The Troubles in Northern Ireland had no place for mercy and Fegan had tortured and killed, without compunction, at the behest of his bosses in the movement, those who engineered the deaths of others but never got their hands bloody. Now he is followed day and night by the shadows of twelve people that he killed - twelve people who are seeking vengeance through Fegan against those who ordered and caused their deaths. The only way he will ever find peace is to give them their vengeance, turning his skill in the art of killing against those who directed his activities in the past.
Gerry Fegan, when we meet him, has recently been released from prison, where he served seven years. Prison and all that he experienced there changed him. He has developed a conscience.
He has tried to find release from his torment through liquor, a familiar path in the culture of Northern Ireland. It hasn't helped and now he is seemingly a hopeless drunk and maybe more than a bit insane.
One day, as he goes to visit his mother's grave - the mother who was ashamed of him and who refused to see him on her deathbed - he meets an old lady in the cemetery. She is the mother of a boy that he killed years ago and whose body he hid. The woman begs him to tell her where her son's body is so that she can give it a decent burial. Fegan finds that he cannot refuse her.
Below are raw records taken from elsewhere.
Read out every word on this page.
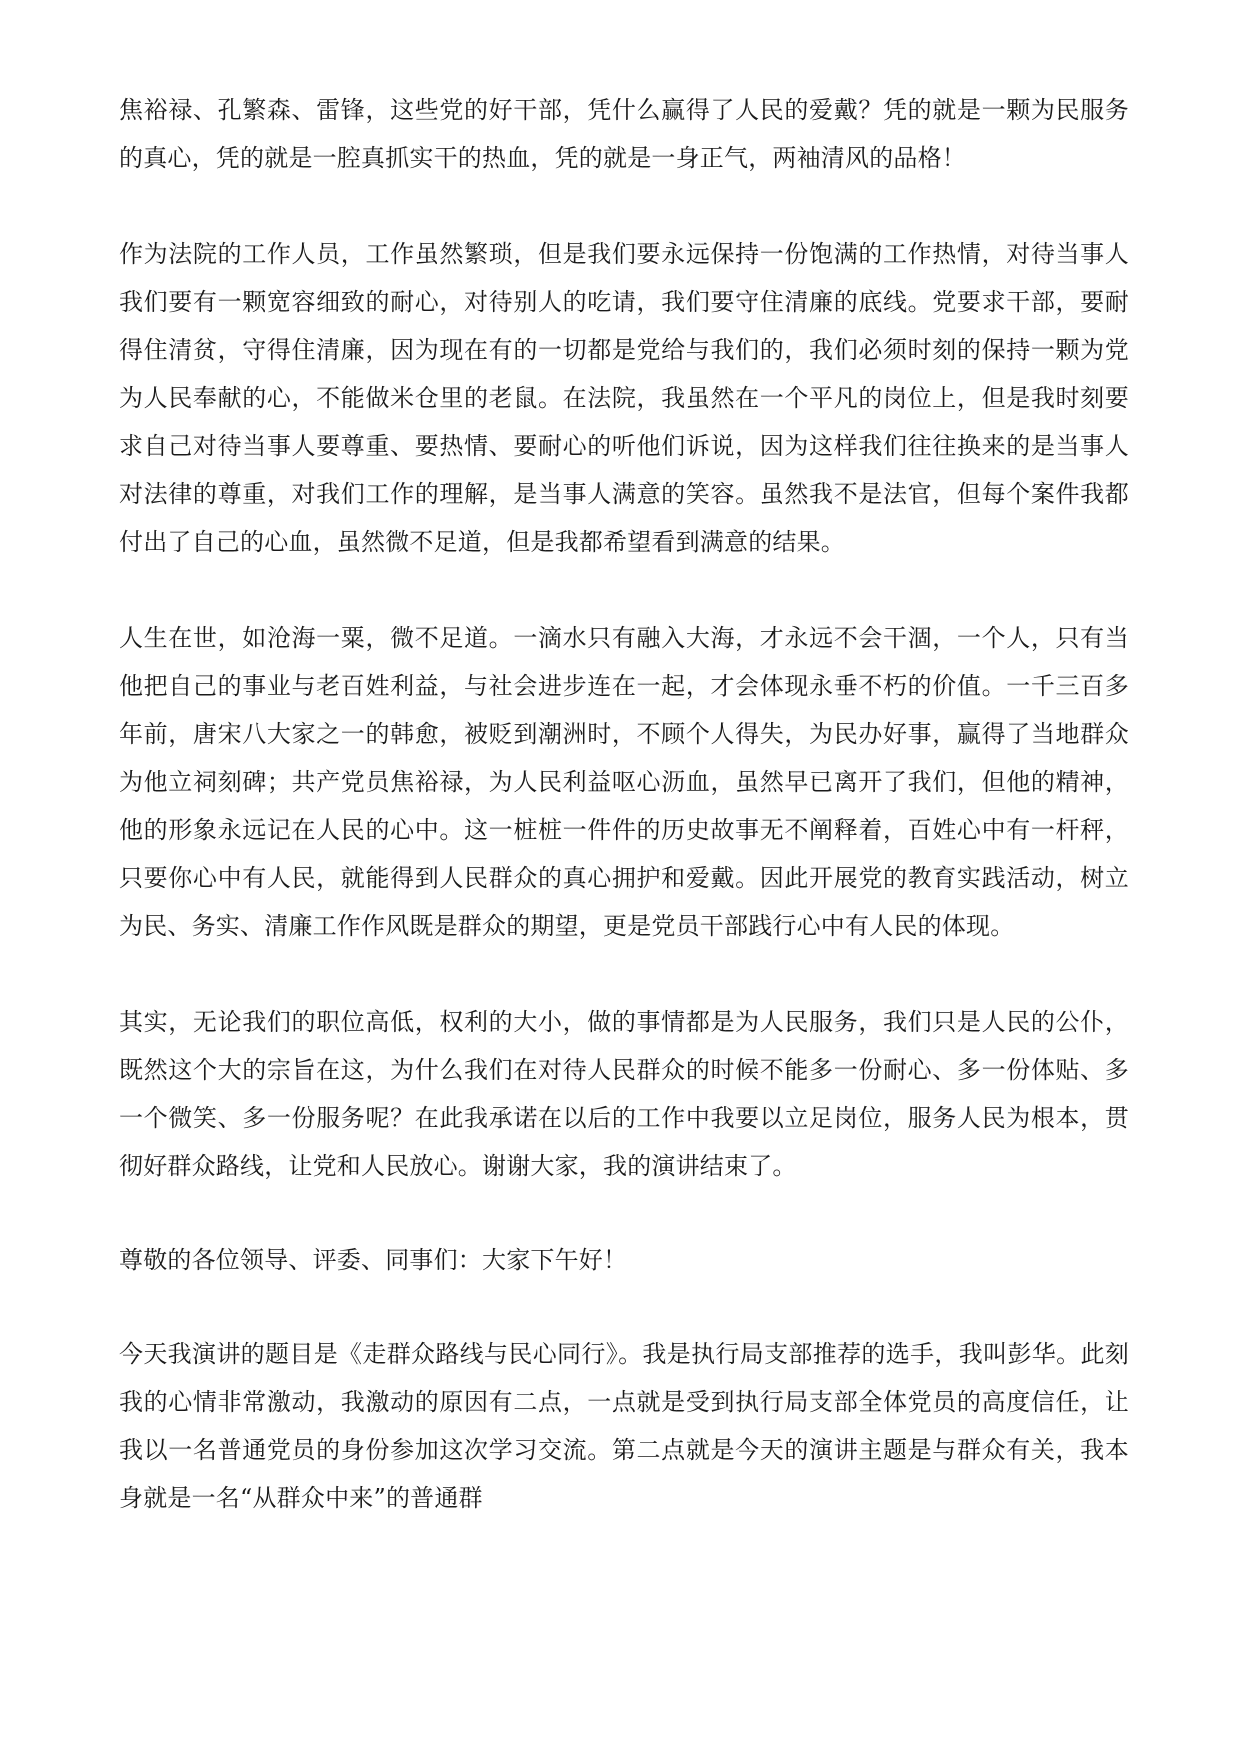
焦裕禄、孔繁森、雷锋，这些党的好干部，凭什么赢得了人民的爱戴？凭的就是一颗为民服务的真心，凭的就是一腔真抓实干的热血，凭的就是一身正气，两袖清风的品格！

作为法院的工作人员，工作虽然繁琐，但是我们要永远保持一份饱满的工作热情，对待当事人我们要有一颗宽容细致的耐心，对待别人的吃请，我们要守住清廉的底线。党要求干部，要耐得住清贫，守得住清廉，因为现在有的一切都是党给与我们的，我们必须时刻的保持一颗为党为人民奉献的心，不能做米仓里的老鼠。在法院，我虽然在一个平凡的岗位上，但是我时刻要求自己对待当事人要尊重、要热情、要耐心的听他们诉说，因为这样我们往往换来的是当事人对法律的尊重，对我们工作的理解，是当事人满意的笑容。虽然我不是法官，但每个案件我都付出了自己的心血，虽然微不足道，但是我都希望看到满意的结果。

人生在世，如沧海一粟，微不足道。一滴水只有融入大海，才永远不会干涸，一个人，只有当他把自己的事业与老百姓利益，与社会进步连在一起，才会体现永垂不朽的价值。一千三百多年前，唐宋八大家之一的韩愈，被贬到潮洲时，不顾个人得失，为民办好事，赢得了当地群众为他立祠刻碑；共产党员焦裕禄，为人民利益呕心沥血，虽然早已离开了我们，但他的精神，他的形象永远记在人民的心中。这一桩桩一件件的历史故事无不阐释着，百姓心中有一杆秤，只要你心中有人民，就能得到人民群众的真心拥护和爱戴。因此开展党的教育实践活动，树立为民、务实、清廉工作作风既是群众的期望，更是党员干部践行心中有人民的体现。

其实，无论我们的职位高低，权利的大小，做的事情都是为人民服务，我们只是人民的公仆，既然这个大的宗旨在这，为什么我们在对待人民群众的时候不能多一份耐心、多一份体贴、多一个微笑、多一份服务呢？在此我承诺在以后的工作中我要以立足岗位，服务人民为根本，贯彻好群众路线，让党和人民放心。谢谢大家，我的演讲结束了。

尊敬的各位领导、评委、同事们：大家下午好！

今天我演讲的题目是《走群众路线与民心同行》。我是执行局支部推荐的选手，我叫彭华。此刻我的心情非常激动，我激动的原因有二点，一点就是受到执行局支部全体党员的高度信任，让我以一名普通党员的身份参加这次学习交流。第二点就是今天的演讲主题是与群众有关，我本身就是一名“从群众中来”的普通群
The old woman in the cemetery tells Fegan that sooner or later, everybody pays and the dead will set the price. The dead who follow Fegan have set his price: It is the deaths of the instigators of death. From the greedy politicians to the corrupt members of security forces, the street thugs and bystanders and even a priest who allowed it to happen - they all have to pay the price. Then Fegan will be able to sleep through the night without being wakened by the screams of those he tormented and killed.
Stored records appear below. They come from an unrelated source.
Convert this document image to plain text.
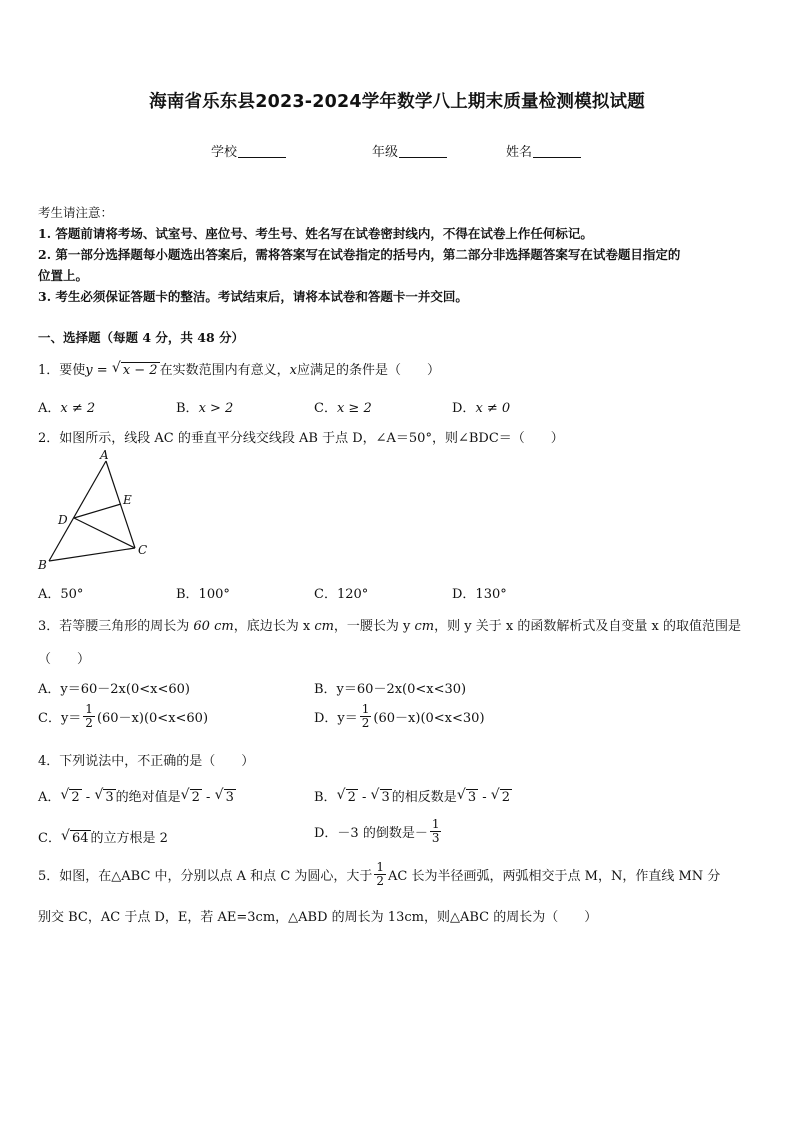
海南省乐东县2023-2024学年数学八上期末质量检测模拟试题
学校	年级	姓名
考生请注意：
1. 答题前请将考场、试室号、座位号、考生号、姓名写在试卷密封线内，不得在试卷上作任何标记。
2. 第一部分选择题每小题选出答案后，需将答案写在试卷指定的括号内，第二部分非选择题答案写在试卷题目指定的
位置上。
3. 考生必须保证答题卡的整洁。考试结束后，请将本试卷和答题卡一并交回。
一、选择题（每题 4 分，共 48 分）
1．要使y = √ x − 2 在实数范围内有意义，x应满足的条件是（　　）
A．x ≠ 2	B．x > 2	C．x ≥ 2	D．x ≠ 0
2．如图所示，线段 AC 的垂直平分线交线段 AB 于点 D，∠A＝50°，则∠BDC＝（　　）
A
B
C
D
E
A．50°	B．100°	C．120°	D．130°
3．若等腰三角形的周长为 60 cm，底边长为 x cm，一腰长为 y cm，则 y 关于 x 的函数解析式及自变量 x 的取值范围是
（　　）
A．y＝60－2x(0<x<60)	B．y＝60－2x(0<x<30)
C．$y= \frac{1}{2} (60-x)(0<x<60)$	D．$y= \frac{1}{2} (60-x)(0<x<30)$
4．下列说法中，不正确的是（　　）
A． √ 2 - √ 3 的绝对值是 √ 2 - √ 3	B． √ 2 - √ 3 的相反数是 √ 3 - √ 2
C． √ 64 的立方根是 2	D．－3 的倒数是－ $\frac{1}{3}$
5．如图，在△ABC 中，分别以点 A 和点 C 为圆心，大于 $\frac{1}{2}$ AC 长为半径画弧，两弧相交于点 M，N，作直线 MN 分
别交 BC，AC 于点 D，E，若 AE=3cm，△ABD 的周长为 13cm，则△ABC 的周长为（　　）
There is one little problem with Fegan's vendetta. Northern Ireland has finally exhausted its thirst for blood. It has entered a peace process with England and Ireland, and reminding people of the crimes of the past threatens that peace process and could destabilize the country's fledgling government. Many people have reason to want Fegan stopped, to have him gone from the landscape. A double agent named David Campbell, one of those people lost in the nether regions between the forces of law and those of terror, agrees to take on the job of disposing of Fegan.
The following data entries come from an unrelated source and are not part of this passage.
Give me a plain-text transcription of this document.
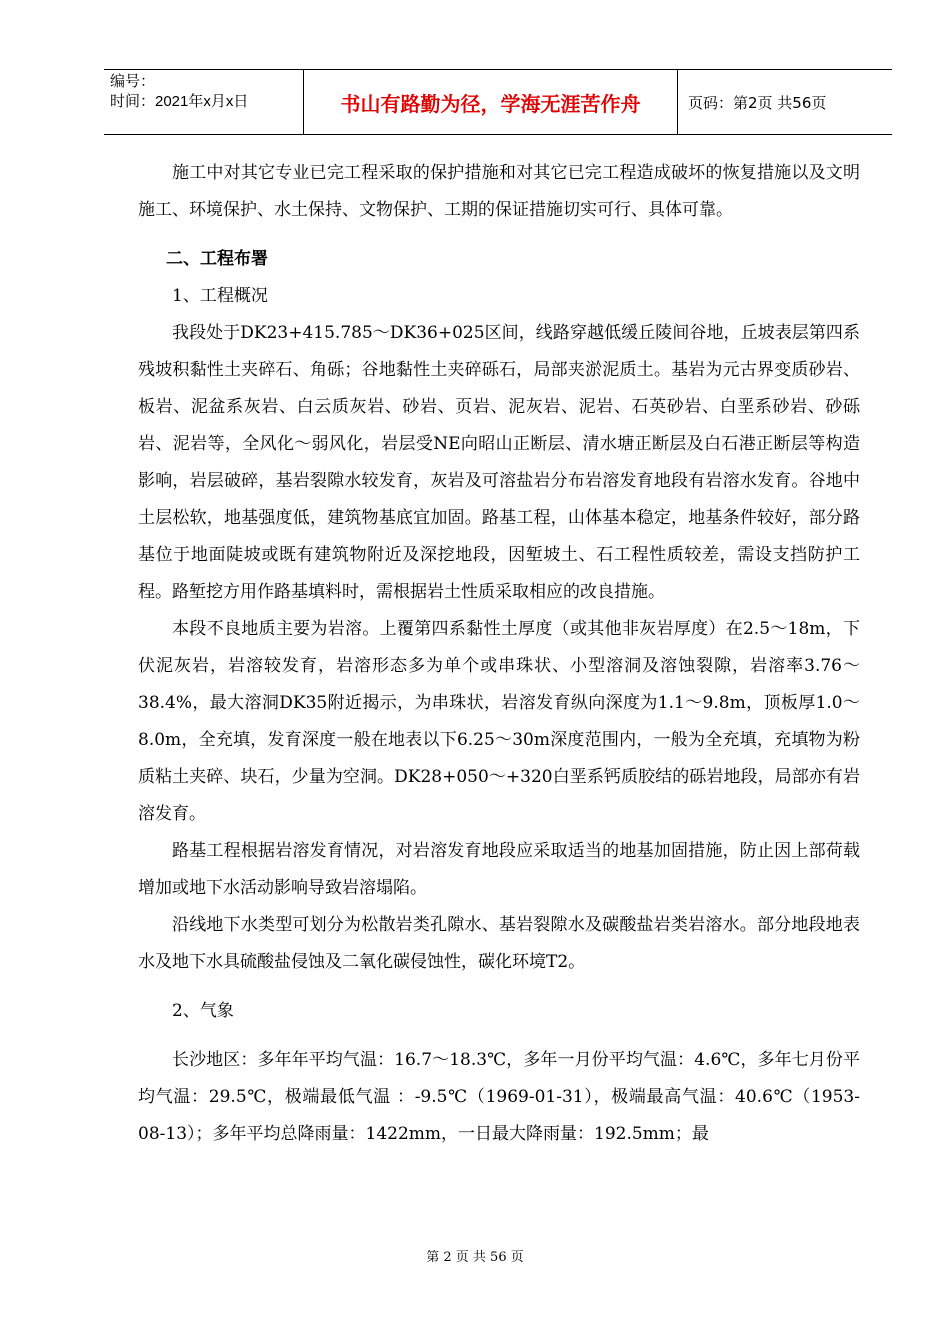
编号：
时间：2021年x月x日	书山有路勤为径，学海无涯苦作舟	页码：第2页 共56页

施工中对其它专业已完工程采取的保护措施和对其它已完工程造成破坏的恢复措施以及文明施工、环境保护、水土保持、文物保护、工期的保证措施切实可行、具体可靠。

二、工程布署

1、工程概况

我段处于DK23+415.785～DK36+025区间，线路穿越低缓丘陵间谷地，丘坡表层第四系残坡积黏性土夹碎石、角砾；谷地黏性土夹碎砾石，局部夹淤泥质土。基岩为元古界变质砂岩、板岩、泥盆系灰岩、白云质灰岩、砂岩、页岩、泥灰岩、泥岩、石英砂岩、白垩系砂岩、砂砾岩、泥岩等，全风化～弱风化，岩层受NE向昭山正断层、清水塘正断层及白石港正断层等构造影响，岩层破碎，基岩裂隙水较发育，灰岩及可溶盐岩分布岩溶发育地段有岩溶水发育。谷地中土层松软，地基强度低，建筑物基底宜加固。路基工程，山体基本稳定，地基条件较好，部分路基位于地面陡坡或既有建筑物附近及深挖地段，因堑坡土、石工程性质较差，需设支挡防护工程。路堑挖方用作路基填料时，需根据岩土性质采取相应的改良措施。

本段不良地质主要为岩溶。上覆第四系黏性土厚度（或其他非灰岩厚度）在2.5～18m，下伏泥灰岩，岩溶较发育，岩溶形态多为单个或串珠状、小型溶洞及溶蚀裂隙，岩溶率3.76～38.4%，最大溶洞DK35附近揭示，为串珠状，岩溶发育纵向深度为1.1～9.8m，顶板厚1.0～8.0m，全充填，发育深度一般在地表以下6.25～30m深度范围内，一般为全充填，充填物为粉质粘土夹碎、块石，少量为空洞。DK28+050～+320白垩系钙质胶结的砾岩地段，局部亦有岩溶发育。

路基工程根据岩溶发育情况，对岩溶发育地段应采取适当的地基加固措施，防止因上部荷载增加或地下水活动影响导致岩溶塌陷。

沿线地下水类型可划分为松散岩类孔隙水、基岩裂隙水及碳酸盐岩类岩溶水。部分地段地表水及地下水具硫酸盐侵蚀及二氧化碳侵蚀性，碳化环境T2。

2、气象

长沙地区：多年年平均气温：16.7～18.3℃，多年一月份平均气温：4.6℃，多年七月份平均气温：29.5℃，极端最低气温 ：-9.5℃（1969-01-31），极端最高气温：40.6℃（1953-08-13）；多年平均总降雨量：1422mm，一日最大降雨量：192.5mm；最

第 2 页 共 56 页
Meanwhile, as Fegan goes about his own task of tidying up the mess that is Northern Ireland society, he meets a woman named Marie and her little daughter, Ellen. He is drawn to them and reminded of what it is like to care for someone.
Marie is an outcast of society because she had an affair with a cop named Jack Lennon. He abandoned her when she became pregnant with his child. (Interestingly, this book is styled as the first in the "Jack Lennon" series and yet he never makes an appearance, except in the story that Marie tells.)
This was Stuart Neville's first novel and it is a stem-winder! At a certain point near the end of the book, I could not put it down and I found myself reading far past my normal bedtime, just because I had to know what happened. The story gathers steam from beginning to end, a bit like a runaway train, and the pressure to continue reading is intense. In reading about the book, I learned that it had been nominated for several awards, including best first mystery novel of the year 2009. I am not surprised. I certainly would have voted for it!